As a witness before that committee, I drafted outline legislation to show how an abortion law might be codified within the strictures, properly understood, of article 40.3.3. I also echo his view that the hearings illuminated many issues for the undecided and for those who Catherine McGuinness termed the “middle ground”.

However, I part with him when he focuses on the question of the threat of suicide as a ground for the X case and suggests (wrongly, in my view) that there is potential for significant ongoing disagreement about how to legislate for the question of suicide.

As one basis for this argument, he advances the discrepancies between the proposed statutory measures contained in Clare Daly’s draft Bill and those in the draft Bill I offered for consideration by the committee. He concludes the different approaches “illustrate there is still a debate to be had about the safeguards in cases involving threat of suicide”.

In reaching his conclusion about different approaches to date on legislating for suicide, he omits a critical consideration: at the time of the drafting of both Bills, no one knew quite what Irish doctors, especially Irish psychiatrists, thought about all of this.

Both Bills were drafted in advance of helpful exposition before the Oireachtas health committee and did not have the benefit of the full discussion that the health committee hearings both facilitated and subsequently generated. As a result, differences between the two Bills are understandable given the lack of clarity when they were drafted.

Before considering what an abortion law should say about the threat of suicide, there are two other issues. The first is whether we can legislate for suicide at all. I think both Bills (their differences notwithstanding) make clear workable frameworks can be codified without great complexity. It is also instructive to recall that complex aspects of mental health (including threats of suicide) are already unexceptionably legislated for in the Mental Health Act 2001.

The second issue is the main distinction noted by Whelan in his article: who should assess suicidal risk?

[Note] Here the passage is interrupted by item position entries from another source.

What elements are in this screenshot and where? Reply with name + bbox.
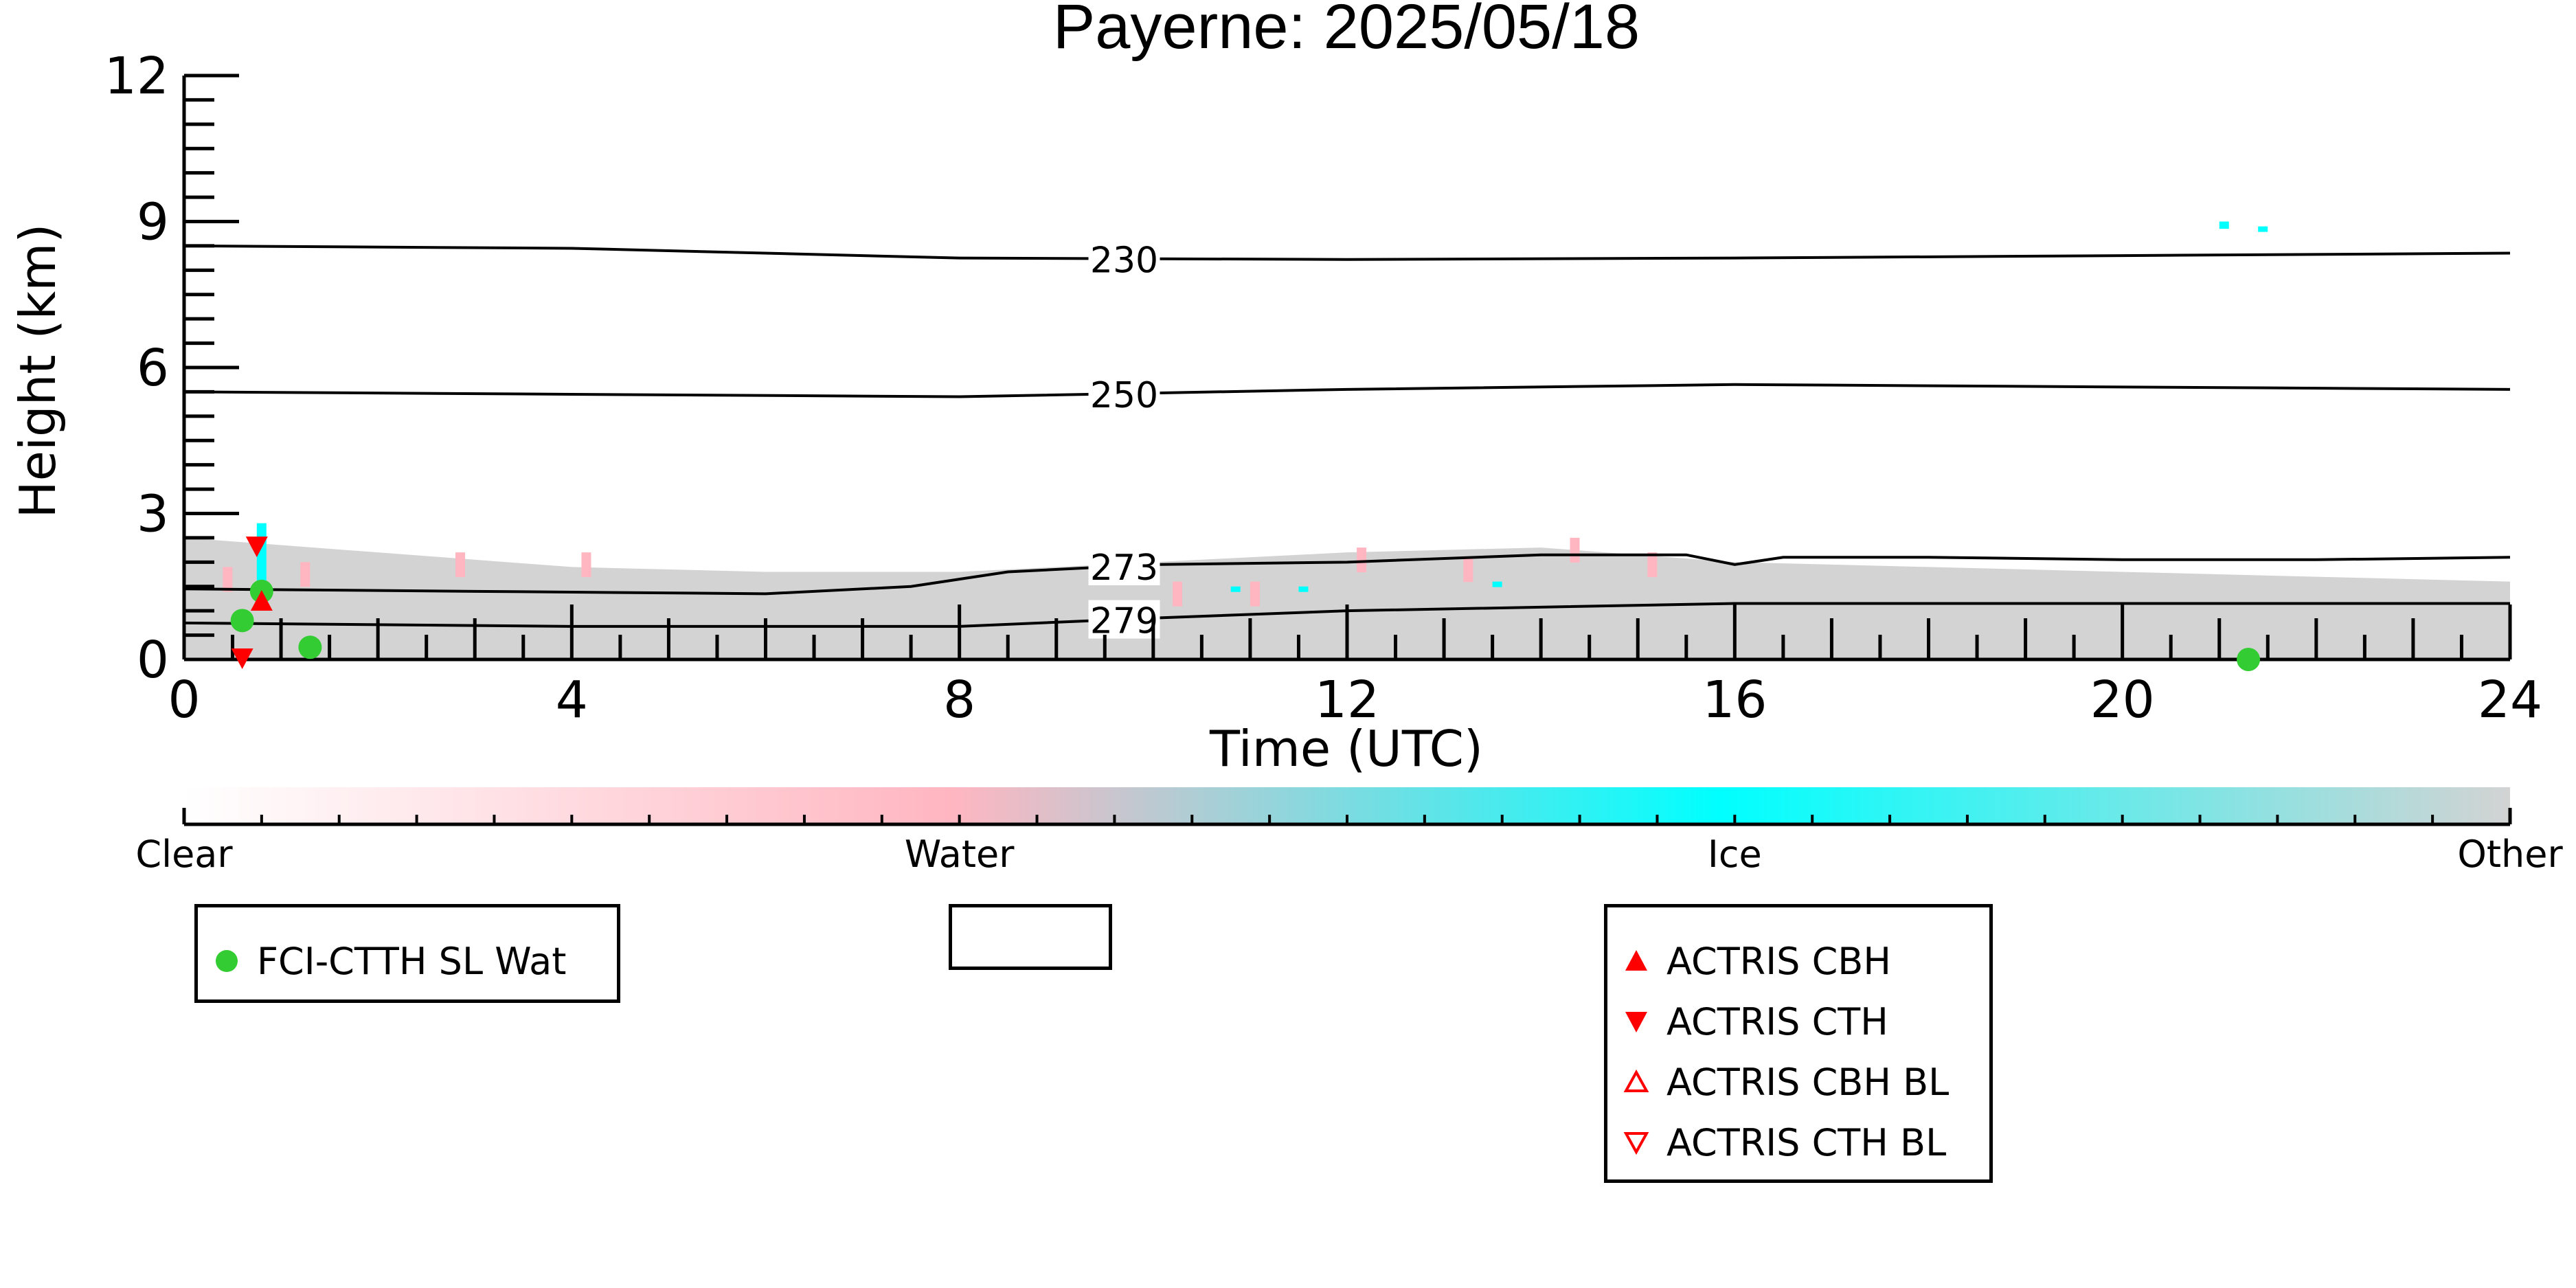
water-cloud-speck (1647, 552, 1658, 578)
contour-label: 230 (1090, 240, 1158, 282)
x-tick-label: 16 (1702, 670, 1767, 730)
actris-cbh-point (250, 590, 273, 611)
ice-cloud-patch (1230, 586, 1241, 592)
contour-label: 273 (1090, 547, 1158, 589)
x-axis-label: Time (UTC) (1209, 720, 1483, 778)
y-tick-label: 3 (137, 485, 169, 544)
y-tick-label: 0 (137, 631, 169, 690)
colorbar-label: Water (905, 833, 1015, 876)
x-tick-label: 4 (556, 670, 588, 730)
legend-item-actris-cth-bl: ACTRIS CTH BL (1623, 1112, 1989, 1173)
red-triangle-up-icon (1625, 950, 1647, 971)
x-tick-label: 8 (943, 670, 975, 730)
legend-item-fci-ctth-sl-wat: FCI-CTTH SL Wat (213, 931, 617, 991)
contour-label: 250 (1090, 375, 1158, 416)
ice-cloud-patch (2219, 221, 2229, 229)
legend-label: ACTRIS CBH (1667, 939, 1891, 983)
fci-ctth-sl-wat-point (2237, 648, 2261, 671)
colorbar-label: Other (2457, 833, 2563, 876)
legend-empty (949, 904, 1112, 970)
colorbar-label: Ice (1708, 833, 1762, 876)
plot-area: 230 250 273 279 0 3 6 9 12 0 4 8 12 16 20 24 (104, 47, 2542, 730)
actris-cth-point (245, 536, 268, 558)
legend-label: FCI-CTTH SL Wat (257, 939, 567, 983)
red-triangle-down-icon (1625, 1012, 1647, 1032)
y-axis-label: Height (km) (9, 224, 67, 519)
contour-label-bg (1088, 600, 1160, 639)
fci-ctth-sl-wat-point (298, 635, 322, 659)
contour-label-bg (1088, 547, 1160, 585)
ice-cloud-patch (2258, 226, 2268, 232)
x-tick-label: 24 (2478, 670, 2542, 730)
water-cloud-speck (1570, 537, 1580, 563)
red-triangle-down-open-icon (1623, 1132, 1649, 1155)
legend-actris: ACTRIS CBH ACTRIS CTH ACTRIS CBH BL ACTR… (1604, 904, 1993, 1183)
water-cloud-speck (300, 562, 310, 587)
water-cloud-speck (1357, 547, 1367, 573)
ice-cloud-patch (1298, 586, 1309, 592)
contour-250 (183, 383, 2511, 398)
colorbar-label: Clear (135, 833, 233, 876)
contour-279 (183, 602, 2510, 628)
water-cloud-speck (223, 567, 233, 592)
water-cloud-speck (1173, 581, 1183, 607)
colorbar-axis: Clear Water Ice Other (135, 808, 2563, 876)
fci-ctth-sl-wat-point (230, 609, 254, 633)
contour-label-bg (1088, 374, 1160, 413)
x-tick-label: 12 (1315, 670, 1379, 730)
contour-label: 279 (1090, 601, 1158, 642)
legend-label: ACTRIS CTH BL (1667, 1120, 1947, 1164)
y-tick-label: 12 (104, 47, 169, 106)
contour-273 (183, 553, 2511, 596)
red-triangle-up-open-icon (1623, 1069, 1649, 1092)
legend-label: ACTRIS CBH BL (1667, 1060, 1950, 1104)
y-tick-label: 6 (137, 339, 169, 398)
x-tick-label: 0 (168, 670, 200, 730)
legend-item-actris-cbh-bl: ACTRIS CBH BL (1623, 1052, 1989, 1112)
contour-label-bg (1088, 239, 1160, 278)
actris-cth-point (231, 648, 253, 669)
water-cloud-speck (1250, 581, 1260, 607)
x-tick-label: 20 (2090, 670, 2155, 730)
water-cloud-speck (581, 552, 591, 578)
legend-label: ACTRIS CTH (1667, 999, 1888, 1043)
green-circle-icon (216, 950, 238, 972)
water-cloud-speck (1463, 557, 1473, 583)
chart-title: Payerne: 2025/05/18 (1053, 0, 1640, 62)
contour-230 (183, 244, 2511, 261)
legend-fci: FCI-CTTH SL Wat (194, 904, 620, 1003)
water-cloud-speck (455, 552, 466, 578)
legend-item-actris-cbh: ACTRIS CBH (1623, 931, 1989, 991)
ice-cloud-patch (1492, 581, 1502, 587)
legend-item-actris-cth: ACTRIS CTH (1623, 991, 1989, 1052)
y-tick-label: 9 (137, 193, 169, 252)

Clare Daly’s Bill envisaged the risk could be assessed by either a psychiatrist or a psychologist; my Bill provides that it can only be a psychiatrist who carries out the assessment. I think I understand the reasoning behind Daly’s Bill. First, in the X case itself the evidence from a psychologist was accepted; and secondly, there may be questions of accessibility if all assessments must be carried out by consultant psychiatrists.

But that is, I think, to misunderstand three things. The first is that (as the evidence to the Oireachtas committee confirmed) we are dealing with tiny numbers of women who are (a) suicidal in pregnancy, (b) suicidal because of that pregnancy and (c) falling into the X case scenario of requiring a termination to treat their condition.